Il n'excuse pas de tout montrer, gratuitement, sans aucun filtre, sans aucune nuance.
Il n'excuse pas que vous l'utilisiez comme un exutoire, une poubelle à fantasmes indignes d'un être humain.


Il n'excuse pas que vous preniez le spectateur en otage pour lui balancer en pleine tronche vos vieux rêves de viol cruels qui ne cessent jamais dans ce film qui n'est que cela ou quasiment.


A aucun moment, vous ne laissez entendre que vous portez un jugement moral sur les agissements coupables de vos personnages (pire, vous semblez leur porter de l'admiration, ça vous excite, hein, de filmer leur halètements transpirants)


A aucun moment vous ne faites vivre et ressentir le traumatisme de Neil, tout juste quelques regards perdus et moments de bare sex sans précaution mais qui aboutissent toujours à une jouissance insoutenable.
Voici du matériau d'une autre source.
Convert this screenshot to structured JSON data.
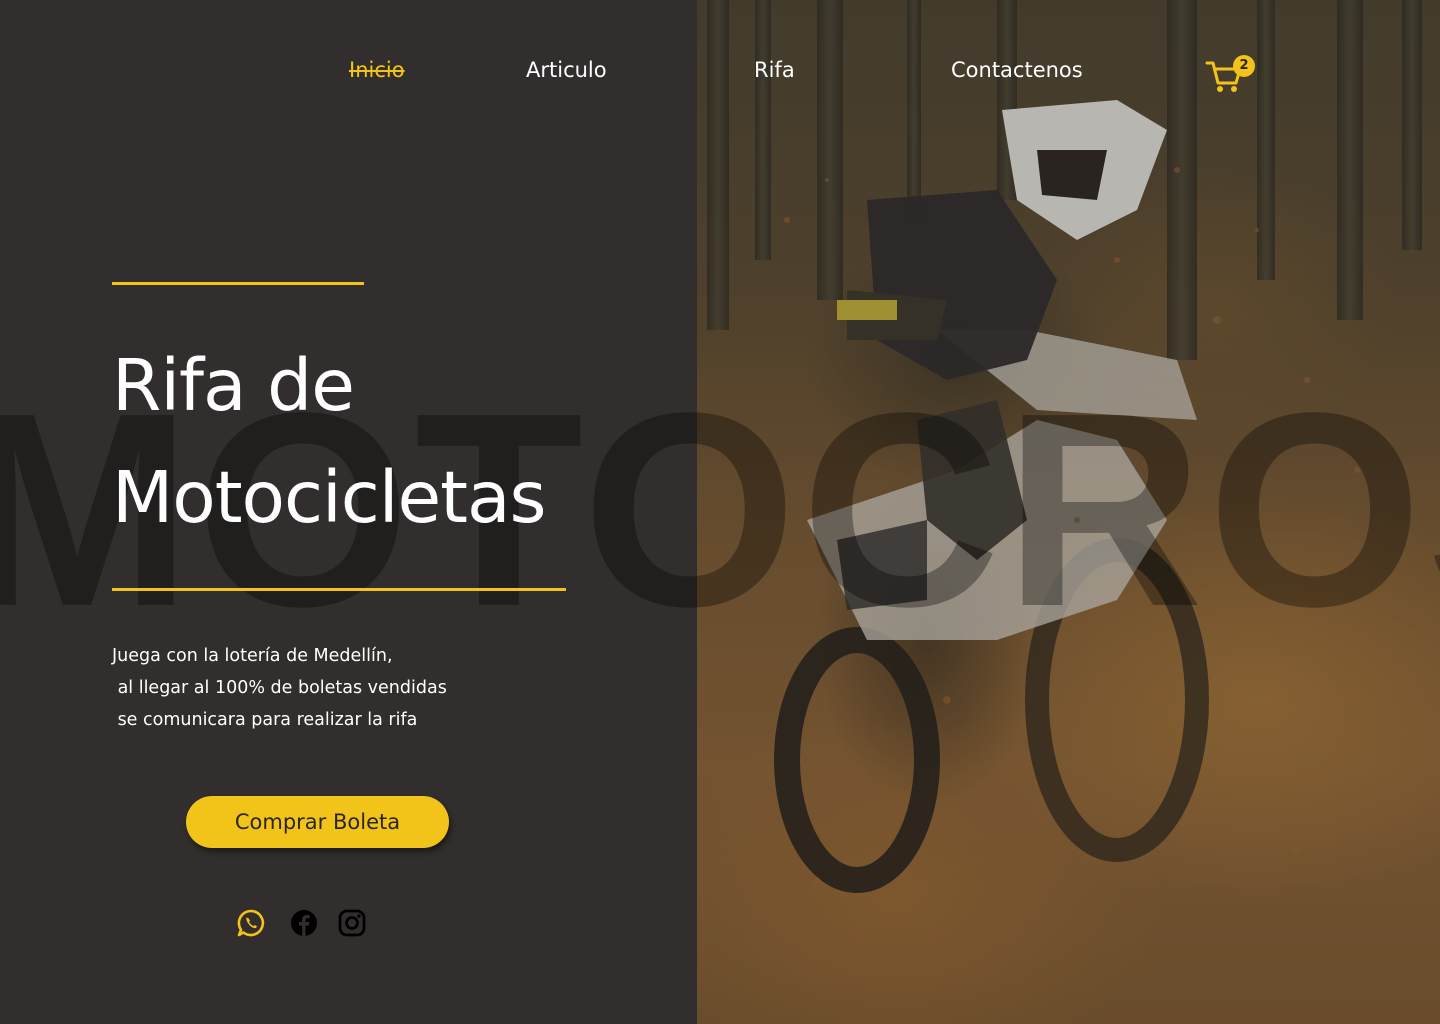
{
  "nav": {
    "items": [
      {
        "label": "Inicio",
        "active": true
      },
      {
        "label": "Articulo",
        "active": false
      },
      {
        "label": "Rifa",
        "active": false
      },
      {
        "label": "Contactenos",
        "active": false
      }
    ],
    "cart": {
      "icon": "cart-icon",
      "count": "2"
    }
  },
  "hero": {
    "background_word": "MOTOCROSS",
    "title_line1": "Rifa de",
    "title_line2": "Motocicletas",
    "description": "Juega con la lotería de Medellín,\n al llegar al 100% de boletas vendidas\n se comunicara para realizar la rifa",
    "cta_label": "Comprar Boleta"
  },
  "social": [
    {
      "icon": "whatsapp-icon",
      "color": "#f2c318"
    },
    {
      "icon": "facebook-icon",
      "color": "#000000"
    },
    {
      "icon": "instagram-icon",
      "color": "#000000"
    }
  ],
  "colors": {
    "accent": "#f2c318",
    "background": "#322e2e",
    "text": "#ffffff"
  }
}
A aucun moment vous ne vous fixez de limites, nécessaires dans ce type de sujet, des limites même subtiles, même douces, jamais.


A aucun moment il n'est de raison qui justifie qu'un personnage fasse mention du "bras [d'un enfant de 8 ans] enfoncé jusqu'au coude dans l'anus de son prof pour 5 dollars". Peut-on savoir ce que ce détail apporte ?


Et qu'on ne vienne pas me dire qu'il s'agit d'un film sur le traumatisme des victimes : le coeur du propos n'est pas du tout là, et Gordon Lewitt fait montre justement d'une désinvolture, d'une nonchalance et d'une légèreté qui ne font en aucun cas penser à un adulte blessé. Alors c'est peut-être sous-entendu, son traumatisme ? Comme est sous-entendu le jugement d'Araki sur toutes les horreurs qu'il montre ? Avouez que c'est un peu facile de dire : "oh mais on le sait que ce n'est pas bien, on se doute bien que c'est un enfant traumatisé". Eh bien non, là, je trouve qu'on ne voit rien et ce vide dans le discours est sans doute le plus grand danger de ce film, cette zone de flottement, cette insupportable ambiguïté dans le regard du réalisateur et qui permet absolument tout.


Et non, ton enrobage final pseudo-mystique en carton ne m'a pas émue ni convaincue une seconde : un pétale de fleur sur un tas de merde ne saurait en dissimuler l'odeur pestilentielle. A la limite, je trouve même le procédé d'une hypocrisie, d'un démagogique absolument dégueulasses : non, tu n'as aucune pitié pour tes personnages, que tu martyrises à qui mieux mieux tout du long, et tu vas nous faire croire que, oh, d'un coup, 5 minutes avant la fin, ce sont deux pauvres petits anges déchus ?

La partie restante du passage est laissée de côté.